Now though, I am the one who soul searches. There are some woman for whom motherhood is a vocation in and of itself and I am often envious of those women because I am not one of them. Motherhood is not that which gives me purpose, that which makes me relevant. It is the inverse that is true. It is motherhood, above all else, that infuses everything I do with purpose and with relevance. It is motherhood that makes me wonder how much of my duty as a mother is tied up in making sure my children see me in roles that do not, on the face of it, involve them.
For all of the childrearing philosophies to follow, the “sensory-activities” to copy off Pinterest, the preschool curriculums that I used to fret over when our kids were really tiny, our children learn the most from observing us, where we go, what we do, how we act, what we appear to value.
My children watch when I am kind and when I am not, when I am patient and impatient, when I follow through on my words and when I don’t. They watch when I try new things, when I face challenges.
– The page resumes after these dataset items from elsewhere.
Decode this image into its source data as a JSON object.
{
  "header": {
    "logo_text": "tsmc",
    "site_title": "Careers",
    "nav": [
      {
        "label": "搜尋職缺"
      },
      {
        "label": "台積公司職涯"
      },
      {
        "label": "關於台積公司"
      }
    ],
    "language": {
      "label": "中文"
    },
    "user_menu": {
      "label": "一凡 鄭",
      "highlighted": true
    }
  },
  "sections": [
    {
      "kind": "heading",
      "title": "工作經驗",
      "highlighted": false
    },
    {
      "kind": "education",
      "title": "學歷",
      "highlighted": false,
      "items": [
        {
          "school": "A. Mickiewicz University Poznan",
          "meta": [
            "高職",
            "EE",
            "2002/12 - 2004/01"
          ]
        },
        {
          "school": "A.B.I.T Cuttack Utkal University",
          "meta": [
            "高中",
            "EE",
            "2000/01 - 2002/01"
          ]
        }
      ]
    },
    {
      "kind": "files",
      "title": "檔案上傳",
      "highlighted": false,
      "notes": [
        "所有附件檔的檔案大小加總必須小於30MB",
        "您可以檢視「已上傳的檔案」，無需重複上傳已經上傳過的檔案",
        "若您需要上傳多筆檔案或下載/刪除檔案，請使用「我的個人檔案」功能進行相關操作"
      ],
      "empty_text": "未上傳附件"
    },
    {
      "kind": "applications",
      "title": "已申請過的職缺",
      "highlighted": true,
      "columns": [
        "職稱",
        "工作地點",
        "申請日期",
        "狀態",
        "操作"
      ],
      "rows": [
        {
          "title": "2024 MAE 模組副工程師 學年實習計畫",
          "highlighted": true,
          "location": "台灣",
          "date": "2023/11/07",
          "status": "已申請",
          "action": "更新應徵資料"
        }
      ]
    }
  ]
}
They watch when I sit at our dining room table pouring over news stories and poems in paper magazines and look up recipes to try in my cookbooks. In fact, it was when I realized how closely they watched me that I started reading and writing the old-fashioned way again so that they can see exactly what I’m doing instead of having to guess at the contents of my iphone screen.
They will hopefully learn from the mud puddles we stomp in, the water color pans we empty, the parties we host, the friendships we nurture, that the most beautiful moments in life are always messy in their own way. Creativity is messy and vulnerability is messy.
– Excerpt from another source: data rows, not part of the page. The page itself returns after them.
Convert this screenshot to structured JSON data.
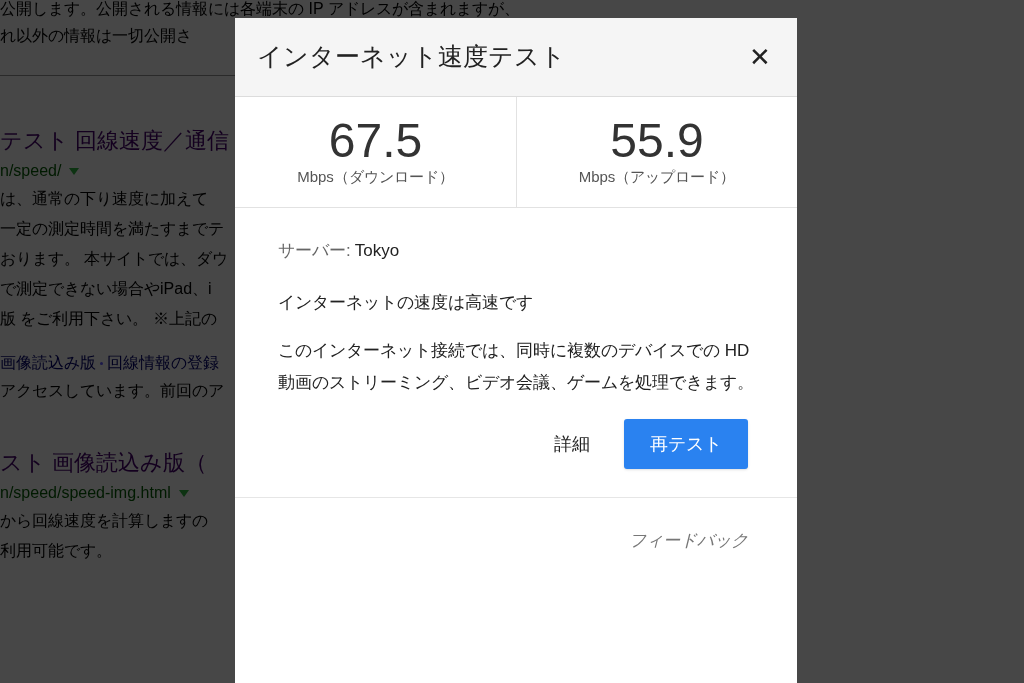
{
  "background": {
    "lines": [
      {
        "kind": "text",
        "text": "公開します。公開される情報には各端末の IP アドレスが含まれますが、"
      },
      {
        "kind": "text",
        "text": "れ以外の情報は一切公開さ"
      },
      {
        "kind": "rule"
      },
      {
        "kind": "title",
        "text": "テスト 回線速度／通信"
      },
      {
        "kind": "url",
        "text": "n/speed/"
      },
      {
        "kind": "text",
        "text": "は、通常の下り速度に加えて"
      },
      {
        "kind": "text",
        "text": "一定の測定時間を満たすまでテ"
      },
      {
        "kind": "text",
        "text": "おります。 本サイトでは、ダウ"
      },
      {
        "kind": "text",
        "text": "で測定できない場合やiPad、i"
      },
      {
        "kind": "text",
        "text": "版 をご利用下さい。 ※上記の"
      },
      {
        "kind": "gap"
      },
      {
        "kind": "links",
        "items": [
          "画像読込み版",
          "回線情報の登録"
        ]
      },
      {
        "kind": "text",
        "text": "アクセスしています。前回のア"
      },
      {
        "kind": "gap"
      },
      {
        "kind": "title",
        "text": "スト 画像読込み版（"
      },
      {
        "kind": "url",
        "text": "n/speed/speed-img.html"
      },
      {
        "kind": "text",
        "text": "から回線速度を計算しますの"
      },
      {
        "kind": "text",
        "text": "利用可能です。"
      }
    ]
  },
  "dialog": {
    "title": "インターネット速度テスト",
    "close": "✕",
    "stats": [
      {
        "value": "67.5",
        "unit": "Mbps（ダウンロード）"
      },
      {
        "value": "55.9",
        "unit": "Mbps（アップロード）"
      }
    ],
    "server_label": "サーバー:",
    "server": "Tokyo",
    "verdict": "インターネットの速度は高速です",
    "description": "このインターネット接続では、同時に複数のデバイスでの HD 動画のストリーミング、ビデオ会議、ゲームを処理できます。",
    "buttons": [
      {
        "kind": "text",
        "label": "詳細"
      },
      {
        "kind": "primary",
        "label": "再テスト"
      }
    ],
    "feedback": "フィードバック"
  }
}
And they learn from the nights my husband and I stay up until 2am cleaning up after a dinner party, from the hundreds of times I make them grab a clean cloth to clean up their spills, from all the times we, and later the world, will hand down consequences for their actions that, while messiness is nothing to shy away from, neither should they shirk from the duty of cleaning up, reevaluating or starting over because there is beauty and balance on that side of the equation too.
But the older they get, the bigger their world gets and the more keenly I feel the need to make sure they see me in service of that bigger world too. I don’t think every child needs to view their parents in this light, I just have this unshakeable sense that mine, in particular, do. It’s the how and the what and how many hours and how to keep giving my entire heart to the loves of my lives while still carving out time for work that matters to me and that might matter, however abstractly, for my children.
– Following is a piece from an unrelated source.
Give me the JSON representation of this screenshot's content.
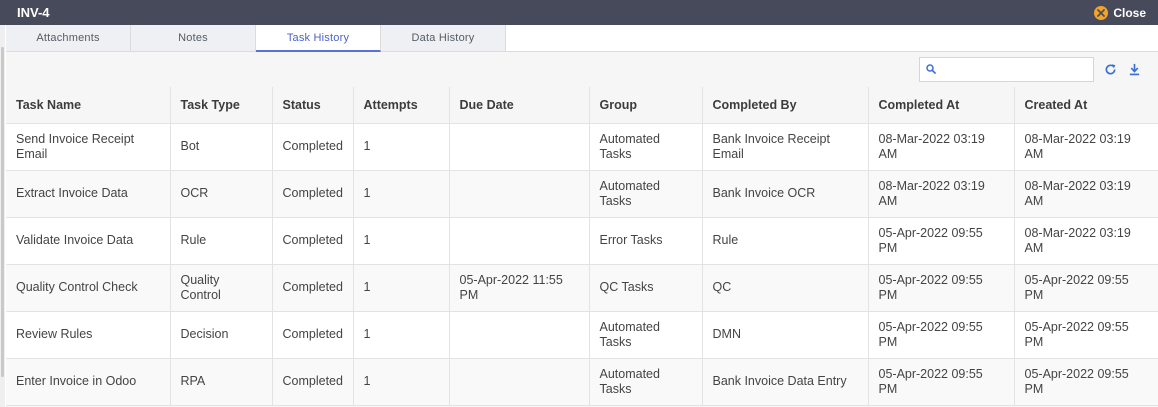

Sometimes I wonder what I might accomplish if on all those mornings when I get up early to write if I ever actually had time to write something instead of opening my eyes and shortly thereafter my laptop–just in time to hear the pitter patter of little feet coming to find out why mommy tried to get out of bed without them.
I don’t know though that without those blissful work-derailing morning snuggles that I’d actually be much further along than I am now. People and ideas bloom when they’re ready–and usually more spectacularly for not being rushed through the process. The ideas that will move me most profoundly in the next few years are still babies themselves, not solid enough yet to bear weight and put to work. They want for education and shepherding and patience.
And maybe like my kids too they will eventually grow up, seemingly overnight and I will feel a pang of nostalgia for the night before when I rocked them to sleep and they were still my tiny babies, in need of nothing more and nothing less than all of my love.